Biswal s’attendait à ce que le bavardage neuronal spontané au repos soit plus ou moins aléatoire et non structuré. Au lieu de cela, il a vu la structure, l’organisation, les corrélations entre des groupes de régions cérébrales qui étaient connues pour fonctionner ensemble. Différentes régions du système sensorimoteur du cerveau fluctuaient lentement et de manière synchrone en l’absence de tâche explicite. C’était la première étape vers l’étude de la « connectivité à l’état de repos », une approche qui promet d’aider les chercheurs à étudier l’organisation fonctionnelle du cerveau sain et anormal, en particulier chez les enfants et les autres personnes qui ne peuvent pas accomplir des tâches cognitives difficiles. (Voir Perspective page 14105.)

L’article de 1995 de Biswal, qui est maintenant reconnu comme une étude fondamentale de l’IRMf à l’état de repos, a d’abord reçu peu d’attention (1). Mais en 2001, le neuroscientifique Marcus Raichle et ses collègues de l’Université de Washington à St. Louis a suscité un intérêt généralisé pour l’approche lorsqu’ils ont décrit un réseau cérébral jusqu’alors inconnu qui semblait jouer un rôle clé dans un mode de base, ou par défaut, du cerveau (2). Contrairement aux réseaux sensorimoteurs et à plusieurs autres réseaux cérébraux, qui ont été initialement identifiés par leur activation pendant les tâches, ce réseau mystère affichait une activité de base élevée qui diminuait réellement lorsque les sujets s’engageaient dans une variété de tâches cognitives.

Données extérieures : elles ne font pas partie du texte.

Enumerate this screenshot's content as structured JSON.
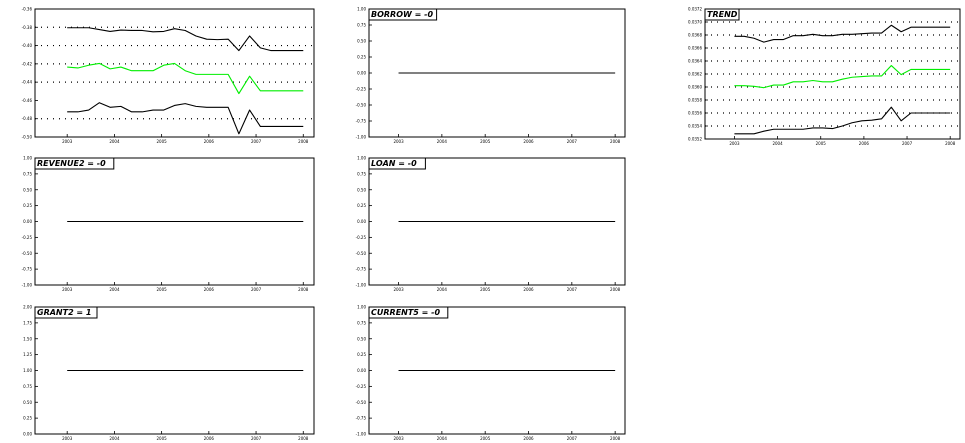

« Cela disait quelque chose d’important sur l’activité continue du cerveau, et le fait qu’il n’est pas seulement assis là à attendre que quelqu’un en manteau blanc vienne vous dire quoi faire », explique Raichle.

Intrigués par ce que le cerveau pourrait faire pendant des périodes soi-disant inactives, Raichle et d’autres ont commencé à explorer ce soi-disant « réseau de mode par défaut », qui semblait être impliqué dans des processus cognitifs de haut niveau, tels que la conscience de soi et la mémoire. Michael Greicius, neuroscientifique comportemental à l’Université de Stanford en Californie, a rapidement suivi les travaux de Raichle en démontrant qu’au repos, les composants individuels du réseau de mode par défaut du cerveau présentent des oscillations corrélées, tout comme Biswal l’avait vu pour le réseau sensorimoteur (3).

« Cette série d’articles a vraiment accru le profil de la recherche », explique Biswal, aujourd’hui professeur au New Jersey Institute of Technology à Newark. Les résultats suggèrent que les réseaux de régions cérébrales qui s’activent ou se désactivent ensemble pendant les tâches conservent des signatures de leur connectivité qui peuvent être détectées et étudiées même au repos. Potentiellement, cela signifiait que les neuroscientifiques seraient en mesure de cartographier le schéma de câblage de base du cerveau sans l’utilisation de tâches spécialement conçues.

L’idée a suscité un vif intérêt, mais aussi une bonne dose de scepticisme de la part de nombreux neuroscientifiques. « Cela semblait trop beau pour être vrai et trop facile », explique Greicius. « Les gens ont commencé à se demander si cela pouvait vraiment être neuronal. »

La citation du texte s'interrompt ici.